To be able to measure the similarity between songs, to use an **embedding representation**. We use **Word2Vec** to create the embedding vectors from the playlists. Word2vec comes in the Python package `gensim`.

This package is not available for Colab notebooks, so we have to install it with `pip`. The role of the **exclamation mark** is to tell Colaboratory that this is a command to be executed in the shell (Colab notebooks run in a Linux virtual machine).

*Note*. In your computer, you install a package only once, but in Colaboratory it is uninstalled when the notebook is disconnected. So, in practice, the package is reinstalled every time that you run the notebook.

Now we can get Word2Vec as a function from the subpackage `gensim.models`.

In [None]:
!pip install gensim

In [None]:
from gensim.models import Word2Vec

With this function, we can train a Word2Vec model on the playlists data. We use here **embedding dimension** 32, but you can try other choices. Don't make the vectors too long.

In [None]:
model = Word2Vec(playlists, vector_size=32)

The function `Word2vec()` returns an object containing various things. The vectors are packed in the object `model.wv`.

In [None]:
type(model.wv)

Though this is an Gensim object of a specific type, the vectors can be extracted in an obvious way.

In [None]:
model.wv[0]

## Recommendation

For this example, we select the song *Who's That Chick*, from *Rihanna*.

In [None]:
print(songs.iloc[12])

The recommended songs will be those similar to the song with ID 12. We get them with the method `.most_similar()`. The parameter `positive` indicates that we search for similar vectors. With `negative`, we can work in the opposite way. The default number of similar vectors is 10, so we have restricted the search here.

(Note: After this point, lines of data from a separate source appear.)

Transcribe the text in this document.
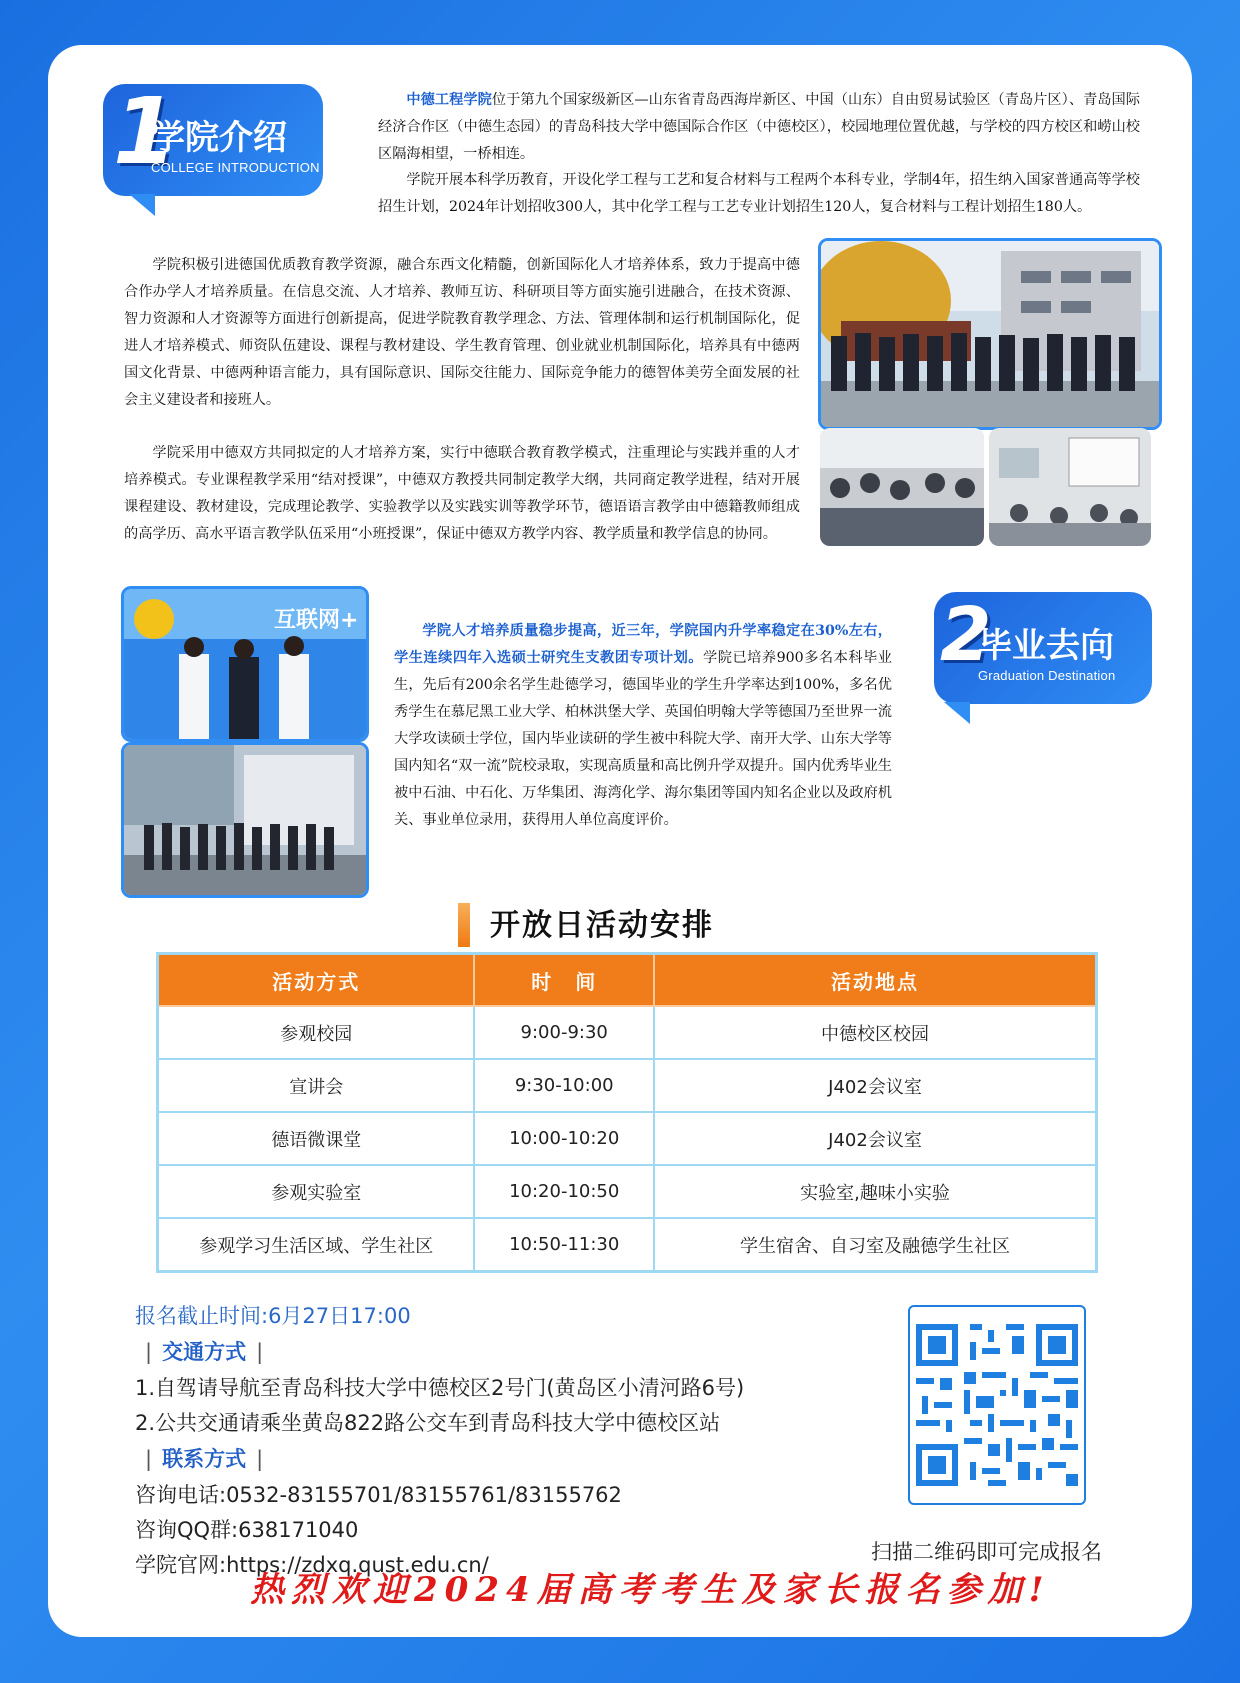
1
学院介绍
COLLEGE INTRODUCTION

中德工程学院位于第九个国家级新区—山东省青岛西海岸新区、中国（山东）自由贸易试验区（青岛片区）、青岛国际经济合作区（中德生态园）的青岛科技大学中德国际合作区（中德校区），校园地理位置优越，与学校的四方校区和崂山校区隔海相望，一桥相连。

学院开展本科学历教育，开设化学工程与工艺和复合材料与工程两个本科专业，学制4年，招生纳入国家普通高等学校招生计划，2024年计划招收300人，其中化学工程与工艺专业计划招生120人，复合材料与工程计划招生180人。

学院积极引进德国优质教育教学资源，融合东西文化精髓，创新国际化人才培养体系，致力于提高中德合作办学人才培养质量。在信息交流、人才培养、教师互访、科研项目等方面实施引进融合，在技术资源、智力资源和人才资源等方面进行创新提高，促进学院教育教学理念、方法、管理体制和运行机制国际化，促进人才培养模式、师资队伍建设、课程与教材建设、学生教育管理、创业就业机制国际化，培养具有中德两国文化背景、中德两种语言能力，具有国际意识、国际交往能力、国际竞争能力的德智体美劳全面发展的社会主义建设者和接班人。

学院采用中德双方共同拟定的人才培养方案，实行中德联合教育教学模式，注重理论与实践并重的人才培养模式。专业课程教学采用“结对授课”，中德双方教授共同制定教学大纲，共同商定教学进程，结对开展课程建设、教材建设，完成理论教学、实验教学以及实践实训等教学环节，德语语言教学由中德籍教师组成的高学历、高水平语言教学队伍采用“小班授课”，保证中德双方教学内容、教学质量和教学信息的协同。

互联网+	2
毕业去向
Graduation Destination

学院人才培养质量稳步提高，近三年，学院国内升学率稳定在30%左右，学生连续四年入选硕士研究生支教团专项计划。学院已培养900多名本科毕业生，先后有200余名学生赴德学习，德国毕业的学生升学率达到100%，多名优秀学生在慕尼黑工业大学、柏林洪堡大学、英国伯明翰大学等德国乃至世界一流大学攻读硕士学位，国内毕业读研的学生被中科院大学、南开大学、山东大学等国内知名“双一流”院校录取，实现高质量和高比例升学双提升。国内优秀毕业生被中石油、中石化、万华集团、海湾化学、海尔集团等国内知名企业以及政府机关、事业单位录用，获得用人单位高度评价。

开放日活动安排
活动方式	时　间	活动地点
参观校园	9:00-9:30	中德校区校园
宣讲会	9:30-10:00	J402会议室
德语微课堂	10:00-10:20	J402会议室
参观实验室	10:20-10:50	实验室,趣味小实验
参观学习生活区域、学生社区	10:50-11:30	学生宿舍、自习室及融德学生社区
报名截止时间:6月27日17:00
| 交通方式 |
1.自驾请导航至青岛科技大学中德校区2号门(黄岛区小清河路6号)
2.公共交通请乘坐黄岛822路公交车到青岛科技大学中德校区站
| 联系方式 |
咨询电话:0532-83155701/83155761/83155762
咨询QQ群:638171040
学院官网:https://zdxq.qust.edu.cn/
扫描二维码即可完成报名
热烈欢迎2024届高考考生及家长报名参加!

Note that the vectors created by Gensim Word2Vec are not normalized, but we don't have to care, because the default similarity of Word2Vec is the **cosine similarity**.

In [None]:
recs = model.wv.most_similar(positive='12', topn=5)
recs

The top-5 recommendation is extracted in Gensim as a list of pairs. These pairs are called **tuples** in Python. We can get them as an ordinary list as:

In [None]:
reclist = [rec[0] for rec in recs]
reclist

We can go back to the songs data to see which songs are these. In top of the list, we get the song with ID 68, which is *Boom Boom Pow*, by *Black Eyed Peas*. Hope you agree with that.

In [None]:
songs.iloc[reclist]

*Note*. By replicating this example, you will find that Gensim Word2Vec does not create exactly the same vectors every time you train the model. According to Gensim documentation, this is due to "ordering jitter from OS thread scheduling". You can fix that with the argument `workers=1`.